WOODLAND — The former head of UC Davis’ Campus Violence Prevention Program, accused of embezzling thousands of dollars from program accounts, made a plea agreement Thursday that will keep her out of state prison.
Jennifer Beeman, 53, pleaded no contest to two felony counts of embezzling public funds and keeping false accounts, Yolo County Assistant Chief Deputy District Attorney Michael Cabral said. She faces probation and jail time at her June 2 sentencing in Yolo Superior Court.
Beeman also must pay $10,525 in restitution, the amount that authorities calculated she embezzled from the anti-violence program she led for 16 years, Cabral said.
“We believe that it’s a fair and appropriate disposition based on the amount of the loss,” said Cabral, who also noted Beeman’s lack of prior criminal offenses.
Beeman’s attorney, Deputy Public Defender Teal Dixon, declined to comment on the plea agreement.
Authorities alleged that Beeman unlawfully took money from the violence prevention program’s accounts, including one earmarked for the annual “Take Back the Night” event, and used it for personal expenses such as paying her home mortgage. She retired in June 2009 during an investigation into the financial irregularities.
That fall, UCD officials announced that Beeman had, in reports to the federal government, inflated the number of forcible sexual assault offenses being reported on campus property from 2005 to 2007 in reports to the federal government. An audit of her travel expense reports revealed she had improperly reimbursed herself for hotel and mileage expenses from federal grant and department money.
Beeman repaid those funds to the university.
In December, Yolo County prosecutors issued a warrant charging Beeman with one count of embezzlement of public funds by a public official, three counts of misuse of public funds by a public official, four counts of false accounting and one count of fraudulently altering an account.

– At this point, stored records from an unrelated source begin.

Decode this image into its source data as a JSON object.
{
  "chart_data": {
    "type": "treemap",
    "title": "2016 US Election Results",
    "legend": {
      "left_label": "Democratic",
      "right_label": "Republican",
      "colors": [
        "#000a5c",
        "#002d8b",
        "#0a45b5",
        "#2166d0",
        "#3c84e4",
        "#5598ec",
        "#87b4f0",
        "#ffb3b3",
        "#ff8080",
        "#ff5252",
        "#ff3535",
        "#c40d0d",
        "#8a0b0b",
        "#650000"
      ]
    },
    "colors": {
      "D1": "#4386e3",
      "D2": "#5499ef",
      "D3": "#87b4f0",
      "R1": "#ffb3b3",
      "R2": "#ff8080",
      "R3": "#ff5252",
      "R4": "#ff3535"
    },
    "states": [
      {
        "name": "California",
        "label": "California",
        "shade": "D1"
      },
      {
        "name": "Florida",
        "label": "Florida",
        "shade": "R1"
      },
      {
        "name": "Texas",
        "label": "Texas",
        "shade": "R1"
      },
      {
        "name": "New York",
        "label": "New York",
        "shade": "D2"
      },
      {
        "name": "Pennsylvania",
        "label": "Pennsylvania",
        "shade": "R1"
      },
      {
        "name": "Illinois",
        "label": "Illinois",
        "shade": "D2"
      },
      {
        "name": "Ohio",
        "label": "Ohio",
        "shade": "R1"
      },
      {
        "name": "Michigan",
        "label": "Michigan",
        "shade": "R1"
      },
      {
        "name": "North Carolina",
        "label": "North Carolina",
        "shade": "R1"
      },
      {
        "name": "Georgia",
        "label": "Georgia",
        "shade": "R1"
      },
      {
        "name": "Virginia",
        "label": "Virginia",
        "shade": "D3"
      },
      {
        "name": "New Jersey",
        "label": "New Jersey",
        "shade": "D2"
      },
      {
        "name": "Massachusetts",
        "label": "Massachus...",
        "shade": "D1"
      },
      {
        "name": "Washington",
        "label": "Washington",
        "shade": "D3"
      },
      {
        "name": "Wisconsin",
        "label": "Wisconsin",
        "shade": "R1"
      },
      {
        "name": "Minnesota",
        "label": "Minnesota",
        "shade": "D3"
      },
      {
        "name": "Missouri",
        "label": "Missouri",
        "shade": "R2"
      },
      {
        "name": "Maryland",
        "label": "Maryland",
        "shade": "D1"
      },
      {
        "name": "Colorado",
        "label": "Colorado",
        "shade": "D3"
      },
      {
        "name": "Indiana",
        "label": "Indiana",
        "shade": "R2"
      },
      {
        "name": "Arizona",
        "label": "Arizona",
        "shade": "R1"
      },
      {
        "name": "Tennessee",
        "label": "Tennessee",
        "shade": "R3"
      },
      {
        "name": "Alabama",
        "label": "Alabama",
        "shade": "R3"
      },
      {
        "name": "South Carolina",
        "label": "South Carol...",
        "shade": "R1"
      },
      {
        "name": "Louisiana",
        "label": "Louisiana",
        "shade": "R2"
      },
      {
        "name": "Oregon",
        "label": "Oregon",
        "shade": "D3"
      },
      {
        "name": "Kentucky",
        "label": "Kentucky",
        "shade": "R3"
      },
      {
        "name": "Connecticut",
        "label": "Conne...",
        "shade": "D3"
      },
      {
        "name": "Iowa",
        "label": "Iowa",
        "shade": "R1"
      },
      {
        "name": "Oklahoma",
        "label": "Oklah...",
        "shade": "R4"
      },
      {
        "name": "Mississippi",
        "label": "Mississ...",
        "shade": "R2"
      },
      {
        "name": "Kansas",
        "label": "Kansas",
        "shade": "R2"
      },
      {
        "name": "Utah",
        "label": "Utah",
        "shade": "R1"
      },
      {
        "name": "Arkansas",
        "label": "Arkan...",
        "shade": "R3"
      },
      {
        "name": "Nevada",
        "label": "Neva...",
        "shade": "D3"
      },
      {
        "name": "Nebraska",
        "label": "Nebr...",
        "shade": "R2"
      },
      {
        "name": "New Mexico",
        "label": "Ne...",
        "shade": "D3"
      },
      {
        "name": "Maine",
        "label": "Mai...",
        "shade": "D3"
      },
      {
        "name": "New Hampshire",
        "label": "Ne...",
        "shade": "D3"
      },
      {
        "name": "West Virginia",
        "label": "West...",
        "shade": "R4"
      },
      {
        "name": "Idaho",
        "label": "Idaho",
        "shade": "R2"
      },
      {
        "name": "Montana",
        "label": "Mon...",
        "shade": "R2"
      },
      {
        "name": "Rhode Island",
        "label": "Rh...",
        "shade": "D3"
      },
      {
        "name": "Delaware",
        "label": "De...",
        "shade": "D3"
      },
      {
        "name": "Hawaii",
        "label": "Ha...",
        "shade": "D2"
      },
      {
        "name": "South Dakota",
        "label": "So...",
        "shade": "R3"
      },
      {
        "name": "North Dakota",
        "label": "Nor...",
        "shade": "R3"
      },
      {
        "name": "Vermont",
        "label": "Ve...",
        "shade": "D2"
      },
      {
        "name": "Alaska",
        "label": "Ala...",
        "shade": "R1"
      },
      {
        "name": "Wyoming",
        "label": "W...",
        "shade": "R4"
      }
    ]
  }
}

The criminal charges were unrelated to the inflated statistics.
Beeman’s no-contest plea was accepted by Judge Janet Gaard, who was assigned the case Wednesday after the previously assigned judge, Timothy Fall, recused himself from the case the day before. The reason for the recusal was not disclosed.
However, it led to some confusion Thursday for the attorneys in the case as well as Beeman, all of whom initially appeared in Fall’s courtroom along with several members of the media.
During a courtroom break, a bailiff informed the attorneys that the case had been moved to Gaard’s department, but no general announcement was made in Fall’s courtroom.
Court Executive Officer James Perry attributed the lack of notice to a “quick turnaround” in the wake of the recusal. He said in a typical situation, the case would have gone back to the arraignment court for a reassignment hearing, but that courtroom’s commissioner happened to be out Wednesday.
So a court clerk took the case to Gaard, the court’s assistant presiding judge, who agreed to hear the case the following day. It was recalendared sometime Wednesday, Perry said.
“The attorneys were not notified, which is not uncommon in a quick turnaround,” said Perry, who acknowledged the situation “could have been handled better.”
“It was one of those perfect storms,” Perry said. “There’s nothing wrong with the way it happened, but it’s not the best way it could have happened.”